PV-IN axonal propagation depends on the distance and number of branch points traversed by the AP.
(A) Plot of the mean of APs 1500-1600 (normalized to the mean of the first 5 APs in the recording) vs. the distance from the axon hillock to the recording site for the data in Figure 2F (n = 33 cells from N = 23 mice). Solid line indicates linear regression (R2 = 0.25, p = 0.03). (B) Plot of the mean of APs 1500-1600 (normalized to the mean of the first 5 APs in the recording) vs. branch order for the recording site. Solid line indicates linear regression (R2 = 0.34, p = 0.01).
Barrages of ectopic APs are correlated with profound changes in the axonal AP waveform.
(A) Example trace of a paired whole-cell somatic and axon-attached recording in a neocortical PV-IN in response to square wave depolarizations in which the cell displayed spontaneous persistent firing of APs generated in the distal axon. (B) Example trace in which axonal AP propagation fidelity of distal axon-generated APs is higher at the distal axon recording site relative to the somatic recording site.
Use-dependent decreases in PV-IN-mediated synaptic transmission.
(A) Experimental schematic for paired somatic recordings of synaptic transmission in a pre-synaptic PV-IN and a post-synaptic Layer 2/3 pyramidal neuron.

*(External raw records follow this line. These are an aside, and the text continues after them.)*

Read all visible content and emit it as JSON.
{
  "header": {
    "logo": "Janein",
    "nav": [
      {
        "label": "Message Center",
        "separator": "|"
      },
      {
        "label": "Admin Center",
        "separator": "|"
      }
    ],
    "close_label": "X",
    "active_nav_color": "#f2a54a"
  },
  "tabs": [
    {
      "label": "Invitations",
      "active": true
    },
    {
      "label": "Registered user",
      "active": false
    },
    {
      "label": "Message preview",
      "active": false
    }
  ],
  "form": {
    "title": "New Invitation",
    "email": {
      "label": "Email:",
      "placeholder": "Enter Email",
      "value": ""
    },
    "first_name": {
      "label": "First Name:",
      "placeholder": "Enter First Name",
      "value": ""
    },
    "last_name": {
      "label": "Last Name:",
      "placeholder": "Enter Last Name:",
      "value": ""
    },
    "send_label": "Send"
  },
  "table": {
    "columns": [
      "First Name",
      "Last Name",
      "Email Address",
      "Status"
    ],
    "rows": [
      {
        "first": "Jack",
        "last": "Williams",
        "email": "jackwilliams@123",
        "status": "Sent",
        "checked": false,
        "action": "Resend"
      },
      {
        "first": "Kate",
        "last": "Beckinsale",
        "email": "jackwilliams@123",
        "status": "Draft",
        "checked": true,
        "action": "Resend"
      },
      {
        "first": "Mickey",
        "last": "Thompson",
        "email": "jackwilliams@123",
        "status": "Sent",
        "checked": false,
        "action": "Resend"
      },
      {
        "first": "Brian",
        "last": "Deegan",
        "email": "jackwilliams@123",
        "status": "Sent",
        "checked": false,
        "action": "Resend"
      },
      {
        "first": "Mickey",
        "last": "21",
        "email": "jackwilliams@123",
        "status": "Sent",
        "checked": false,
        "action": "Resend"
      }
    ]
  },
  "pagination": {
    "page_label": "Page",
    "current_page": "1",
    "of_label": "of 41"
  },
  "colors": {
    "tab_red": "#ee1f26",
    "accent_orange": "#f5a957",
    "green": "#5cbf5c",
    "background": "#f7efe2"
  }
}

Pre-synaptic PV-INs were stimulated with 2ms pulses at 50, 100, or 200 Hz. (B-E) Examples of simultaneous whole-cell somatic voltage traces from a presynaptic PV-IN (top) and current traces from a post-synaptic Layer 2/3 pyramidal cell (bottom) during brief depolarizing pulses delivered to the pre-synaptic cell at (B) 50 Hz, (C) 100 Hz, and (D) 200 Hz. (B) displays the first 10 APs from (D) at higher temporal resolution. (F,H) Plot of IPSC peak (normalized to the amplitude of the first evoked IPSC) vs. AP number for an example cell at (F) 100 Hz and (H) 200 Hz. Gray points indicate individual APs, while dark gray line indicates the mean across bins of 25 APs. (G,I) Summary data of IPSC peak (normalized to the amplitude of the first evoked IPSC) vs. AP number at (G) 100 Hz and (I) 200 Hz. Gray lines indicate individual cells, while the dark blue line indicates the mean across cells and the shaded blue region indicates standard error (n = 3 cells from N = 3 mice).